Though I have had short periods of stability since, my longest period of stability so far was for about eight months from September 5, 2015 to some time in April. At that time, I started hallucinating the feeling that there were bugs crawling all over me and the sound that a man was repeatedly calling “no” to me from the yard as I was grilling my chicken. Things progressed from there with me not sleeping, speaking too quickly and too much, and having racing thoughts and far too much energy, culminating in a week long stay at one of our local psychiatric wards thanks to my psychiatric nurse practitioner not taking me seriously when I called and said I was in crisis and refusing to return my phone calls and adjust my medications. I haven’t said anything about it publicly yet because I just didn’t know how, but this seems as appropriate a format as any.
I am in the process of writing a book about my experiences starting all the way back when I was first diagnosed and going through the current Intensive Outpatient Program I am in in beyond. I currently do group therapy three days a week for three hours a day, individual therapy for one hour a week, and see a psychiatrist every week. When I become more well, I will no longer have to do the IOP and will just have therapy one day a week and see the psychiatrist once a month or less.

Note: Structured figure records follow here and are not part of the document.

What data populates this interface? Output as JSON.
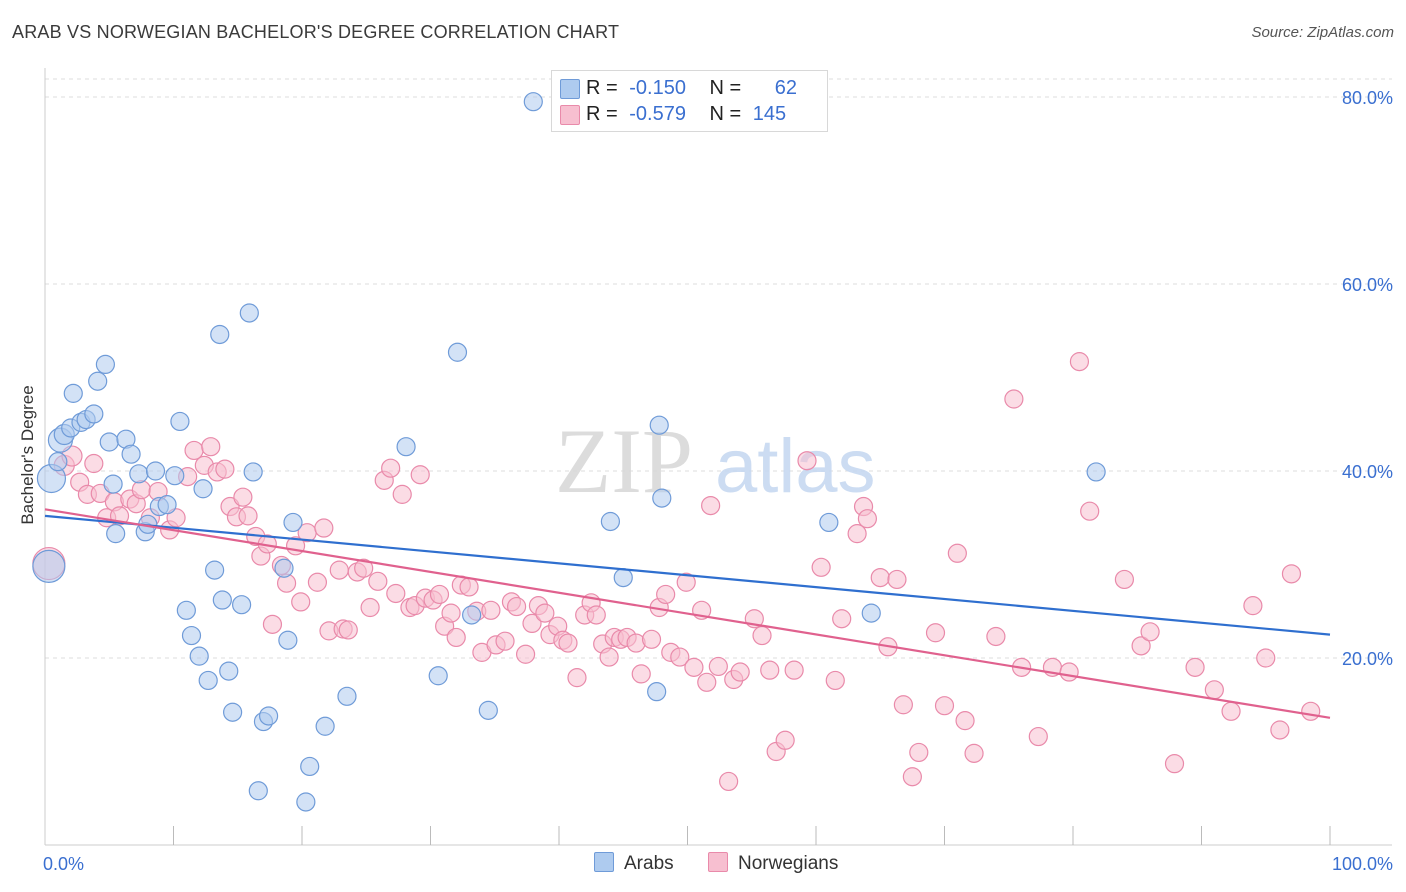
{
  "title": "ARAB VS NORWEGIAN BACHELOR'S DEGREE CORRELATION CHART",
  "source": "Source: ZipAtlas.com",
  "watermark": {
    "zip": "ZIP",
    "atlas": "atlas"
  },
  "colors": {
    "arabs_fill": "#aecbef",
    "arabs_stroke": "#6f9bd8",
    "arabs_line": "#2f6fcf",
    "norwegians_fill": "#f7bfd0",
    "norwegians_stroke": "#e98aaa",
    "norwegians_line": "#e0618e",
    "axis_text": "#3a6fd0",
    "grid": "#dddddd"
  },
  "legend": {
    "rows": [
      {
        "r_label": "R =",
        "r_value": "-0.150",
        "n_label": "N =",
        "n_value": "62"
      },
      {
        "r_label": "R =",
        "r_value": "-0.579",
        "n_label": "N =",
        "n_value": "145"
      }
    ]
  },
  "bottom_legend": {
    "arabs": "Arabs",
    "norwegians": "Norwegians"
  },
  "chart_data": {
    "type": "scatter",
    "title": "ARAB VS NORWEGIAN BACHELOR'S DEGREE CORRELATION CHART",
    "xlabel": "",
    "ylabel": "Bachelor's Degree",
    "xlim": [
      0,
      100
    ],
    "ylim": [
      0,
      80
    ],
    "x_tick_labels": [
      "0.0%",
      "100.0%"
    ],
    "y_ticks": [
      20,
      40,
      60,
      80
    ],
    "y_tick_labels": [
      "20.0%",
      "40.0%",
      "60.0%",
      "80.0%"
    ],
    "grid": true,
    "series": [
      {
        "name": "Arabs",
        "trend": {
          "x": [
            0,
            100
          ],
          "y": [
            35.2,
            22.5
          ]
        },
        "points": [
          [
            0.3,
            29.8,
            16
          ],
          [
            0.5,
            39.2,
            14
          ],
          [
            1.2,
            43.3,
            12
          ],
          [
            1.5,
            43.9,
            10
          ],
          [
            2.2,
            48.3,
            9
          ],
          [
            2.0,
            44.6,
            9
          ],
          [
            2.8,
            45.2,
            9
          ],
          [
            3.2,
            45.5,
            9
          ],
          [
            3.8,
            46.1,
            9
          ],
          [
            4.1,
            49.6,
            9
          ],
          [
            4.7,
            51.4,
            9
          ],
          [
            5.0,
            43.1,
            9
          ],
          [
            5.3,
            38.6,
            9
          ],
          [
            5.5,
            33.3,
            9
          ],
          [
            6.3,
            43.4,
            9
          ],
          [
            6.7,
            41.8,
            9
          ],
          [
            7.3,
            39.7,
            9
          ],
          [
            7.8,
            33.5,
            9
          ],
          [
            8.0,
            34.3,
            9
          ],
          [
            8.6,
            40.0,
            9
          ],
          [
            8.9,
            36.2,
            9
          ],
          [
            9.5,
            36.4,
            9
          ],
          [
            10.1,
            39.5,
            9
          ],
          [
            10.5,
            45.3,
            9
          ],
          [
            11.0,
            25.1,
            9
          ],
          [
            11.4,
            22.4,
            9
          ],
          [
            12.0,
            20.2,
            9
          ],
          [
            12.3,
            38.1,
            9
          ],
          [
            12.7,
            17.6,
            9
          ],
          [
            13.2,
            29.4,
            9
          ],
          [
            13.6,
            54.6,
            9
          ],
          [
            13.8,
            26.2,
            9
          ],
          [
            14.3,
            18.6,
            9
          ],
          [
            14.6,
            14.2,
            9
          ],
          [
            15.3,
            25.7,
            9
          ],
          [
            15.9,
            56.9,
            9
          ],
          [
            16.2,
            39.9,
            9
          ],
          [
            16.6,
            5.8,
            9
          ],
          [
            17.0,
            13.2,
            9
          ],
          [
            17.4,
            13.8,
            9
          ],
          [
            18.6,
            29.6,
            9
          ],
          [
            18.9,
            21.9,
            9
          ],
          [
            19.3,
            34.5,
            9
          ],
          [
            20.3,
            4.6,
            9
          ],
          [
            20.6,
            8.4,
            9
          ],
          [
            21.8,
            12.7,
            9
          ],
          [
            23.5,
            15.9,
            9
          ],
          [
            28.1,
            42.6,
            9
          ],
          [
            30.6,
            18.1,
            9
          ],
          [
            32.1,
            52.7,
            9
          ],
          [
            33.2,
            24.6,
            9
          ],
          [
            34.5,
            14.4,
            9
          ],
          [
            38.0,
            79.5,
            9
          ],
          [
            44.0,
            34.6,
            9
          ],
          [
            45.0,
            28.6,
            9
          ],
          [
            47.6,
            16.4,
            9
          ],
          [
            47.8,
            44.9,
            9
          ],
          [
            48.0,
            37.1,
            9
          ],
          [
            61.0,
            34.5,
            9
          ],
          [
            64.3,
            24.8,
            9
          ],
          [
            81.8,
            39.9,
            9
          ],
          [
            1.0,
            41.0,
            9
          ]
        ]
      },
      {
        "name": "Norwegians",
        "trend": {
          "x": [
            0,
            100
          ],
          "y": [
            35.9,
            13.6
          ]
        },
        "points": [
          [
            0.3,
            30.1,
            16
          ],
          [
            1.5,
            40.6,
            10
          ],
          [
            2.1,
            41.6,
            10
          ],
          [
            2.7,
            38.8,
            9
          ],
          [
            3.3,
            37.5,
            9
          ],
          [
            3.8,
            40.8,
            9
          ],
          [
            4.3,
            37.6,
            9
          ],
          [
            4.8,
            35.0,
            9
          ],
          [
            5.4,
            36.7,
            9
          ],
          [
            5.8,
            35.2,
            9
          ],
          [
            6.6,
            37.0,
            9
          ],
          [
            7.1,
            36.5,
            9
          ],
          [
            7.5,
            38.0,
            9
          ],
          [
            8.2,
            35.0,
            9
          ],
          [
            8.8,
            37.8,
            9
          ],
          [
            9.7,
            33.7,
            9
          ],
          [
            10.2,
            35.0,
            9
          ],
          [
            11.1,
            39.4,
            9
          ],
          [
            11.6,
            42.2,
            9
          ],
          [
            12.4,
            40.6,
            9
          ],
          [
            12.9,
            42.6,
            9
          ],
          [
            13.4,
            39.9,
            9
          ],
          [
            14.0,
            40.2,
            9
          ],
          [
            14.4,
            36.2,
            9
          ],
          [
            14.9,
            35.1,
            9
          ],
          [
            15.4,
            37.2,
            9
          ],
          [
            15.8,
            35.2,
            9
          ],
          [
            16.4,
            33.0,
            9
          ],
          [
            16.8,
            30.9,
            9
          ],
          [
            17.3,
            32.2,
            9
          ],
          [
            17.7,
            23.6,
            9
          ],
          [
            18.4,
            29.9,
            9
          ],
          [
            18.8,
            28.0,
            9
          ],
          [
            19.5,
            32.0,
            9
          ],
          [
            19.9,
            26.0,
            9
          ],
          [
            20.4,
            33.4,
            9
          ],
          [
            21.2,
            28.1,
            9
          ],
          [
            21.7,
            33.9,
            9
          ],
          [
            22.1,
            22.9,
            9
          ],
          [
            22.9,
            29.4,
            9
          ],
          [
            23.2,
            23.1,
            9
          ],
          [
            23.6,
            23.0,
            9
          ],
          [
            24.3,
            29.2,
            9
          ],
          [
            24.8,
            29.6,
            9
          ],
          [
            25.3,
            25.4,
            9
          ],
          [
            25.9,
            28.2,
            9
          ],
          [
            26.4,
            39.0,
            9
          ],
          [
            26.9,
            40.3,
            9
          ],
          [
            27.3,
            26.9,
            9
          ],
          [
            27.8,
            37.5,
            9
          ],
          [
            28.4,
            25.4,
            9
          ],
          [
            28.8,
            25.6,
            9
          ],
          [
            29.2,
            39.6,
            9
          ],
          [
            29.6,
            26.4,
            9
          ],
          [
            30.2,
            26.2,
            9
          ],
          [
            30.7,
            26.8,
            9
          ],
          [
            31.1,
            23.4,
            9
          ],
          [
            31.6,
            24.8,
            9
          ],
          [
            32.0,
            22.2,
            9
          ],
          [
            32.4,
            27.8,
            9
          ],
          [
            33.0,
            27.6,
            9
          ],
          [
            33.6,
            25.0,
            9
          ],
          [
            34.0,
            20.6,
            9
          ],
          [
            34.7,
            25.1,
            9
          ],
          [
            35.1,
            21.4,
            9
          ],
          [
            35.8,
            21.8,
            9
          ],
          [
            36.3,
            26.0,
            9
          ],
          [
            36.7,
            25.5,
            9
          ],
          [
            37.4,
            20.4,
            9
          ],
          [
            37.9,
            23.7,
            9
          ],
          [
            38.4,
            25.6,
            9
          ],
          [
            38.9,
            24.8,
            9
          ],
          [
            39.3,
            22.5,
            9
          ],
          [
            39.9,
            23.4,
            9
          ],
          [
            40.3,
            21.9,
            9
          ],
          [
            40.7,
            21.6,
            9
          ],
          [
            41.4,
            17.9,
            9
          ],
          [
            42.0,
            24.6,
            9
          ],
          [
            42.5,
            25.9,
            9
          ],
          [
            42.9,
            24.6,
            9
          ],
          [
            43.4,
            21.5,
            9
          ],
          [
            43.9,
            20.1,
            9
          ],
          [
            44.3,
            22.2,
            9
          ],
          [
            44.8,
            22.0,
            9
          ],
          [
            45.3,
            22.2,
            9
          ],
          [
            46.0,
            21.6,
            9
          ],
          [
            46.4,
            18.3,
            9
          ],
          [
            47.2,
            22.0,
            9
          ],
          [
            47.8,
            25.4,
            9
          ],
          [
            48.3,
            26.8,
            9
          ],
          [
            48.7,
            20.6,
            9
          ],
          [
            49.4,
            20.1,
            9
          ],
          [
            49.9,
            28.1,
            9
          ],
          [
            50.5,
            19.0,
            9
          ],
          [
            51.1,
            25.1,
            9
          ],
          [
            51.5,
            17.4,
            9
          ],
          [
            51.8,
            36.3,
            9
          ],
          [
            52.4,
            19.1,
            9
          ],
          [
            53.2,
            6.8,
            9
          ],
          [
            53.6,
            17.7,
            9
          ],
          [
            54.1,
            18.5,
            9
          ],
          [
            55.2,
            24.2,
            9
          ],
          [
            55.8,
            22.4,
            9
          ],
          [
            56.4,
            18.7,
            9
          ],
          [
            56.9,
            10.0,
            9
          ],
          [
            57.6,
            11.2,
            9
          ],
          [
            58.3,
            18.7,
            9
          ],
          [
            59.3,
            41.1,
            9
          ],
          [
            60.4,
            29.7,
            9
          ],
          [
            61.5,
            17.6,
            9
          ],
          [
            62.0,
            24.2,
            9
          ],
          [
            63.2,
            33.3,
            9
          ],
          [
            63.7,
            36.2,
            9
          ],
          [
            64.0,
            34.9,
            9
          ],
          [
            65.0,
            28.6,
            9
          ],
          [
            65.6,
            21.2,
            9
          ],
          [
            66.3,
            28.4,
            9
          ],
          [
            66.8,
            15.0,
            9
          ],
          [
            67.5,
            7.3,
            9
          ],
          [
            68.0,
            9.9,
            9
          ],
          [
            69.3,
            22.7,
            9
          ],
          [
            70.0,
            14.9,
            9
          ],
          [
            71.0,
            31.2,
            9
          ],
          [
            71.6,
            13.3,
            9
          ],
          [
            72.3,
            9.8,
            9
          ],
          [
            74.0,
            22.3,
            9
          ],
          [
            75.4,
            47.7,
            9
          ],
          [
            76.0,
            19.0,
            9
          ],
          [
            77.3,
            11.6,
            9
          ],
          [
            78.4,
            19.0,
            9
          ],
          [
            79.7,
            18.5,
            9
          ],
          [
            80.5,
            51.7,
            9
          ],
          [
            81.3,
            35.7,
            9
          ],
          [
            84.0,
            28.4,
            9
          ],
          [
            85.3,
            21.3,
            9
          ],
          [
            86.0,
            22.8,
            9
          ],
          [
            87.9,
            8.7,
            9
          ],
          [
            89.5,
            19.0,
            9
          ],
          [
            91.0,
            16.6,
            9
          ],
          [
            92.3,
            14.3,
            9
          ],
          [
            94.0,
            25.6,
            9
          ],
          [
            95.0,
            20.0,
            9
          ],
          [
            96.1,
            12.3,
            9
          ],
          [
            97.0,
            29.0,
            9
          ],
          [
            98.5,
            14.3,
            9
          ]
        ]
      }
    ]
  }
}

I can tell that the mania is finally waning but that means that I now feel apathetic and occasionally hopeless, which means the depression is probably about to rear its ugly head, at least for a while.
I’m sorry that I lied and I’m sorry that it took me so long to have the courage to be honest. My current diagnoses are Generalized Anxiety Disorder and Bipolar Disorder I with mixed features and anxious distress. If you’re reading this, you know someone with Bipolar Disorder. Sometimes that person needs extra help, and that’s okay. Bipolar Disorder results in a 9.2 year reduction in life expectancy and as many as one in five people with Bipolar Disorder complete suicide. One in five. That number is way too high and I’m convinced that part of the reason for it is the stigma associated with Bipolar Disorder and people not getting the help they need. So here I am, trying to be vulnerable by having the courage to show up and be seen, as Brené Brown would say.
In other news, after my hospital stay I decided it would be really great if River could be trained as a psychiatric service animal, so we are currently working on training so that she can accompany me almost anywhere and perform certain tasks for me to help ground me when I’m manic or anxious and help provide a buffer between myself and strangers so that I don’t feel crowded and become panicky. If you see her with me and she is wearing her vest, please completely ignore her. We will be going out into public for the first time as a team on Wednesday. Wish us luck!
P.S. I am very open to talking about my illness. If you have questions, feel free to ask me when you see me or shoot me a message on facebook or e-mail me at firstname.lastname@example.org
I hope you are all doing well!
UPDATE: River had training today (Wednesday) and she totally rocked it! She didn’t steal a little kid’s waffle fry, she rode the escalator even though she hated it, and she held a stay command for the duration of a large snack. She also sat behind me to act as a buffer like she was supposed to, ignored another dog, and didn’t freak out when she heard construction or saw kids jumping on trampolines. She is a natural and I can’t wait to see what working with her brings. Thank you so much to those who have donated at the link above the photo! It truly means the world to me and I am so appreciative of you investing in my quality of life!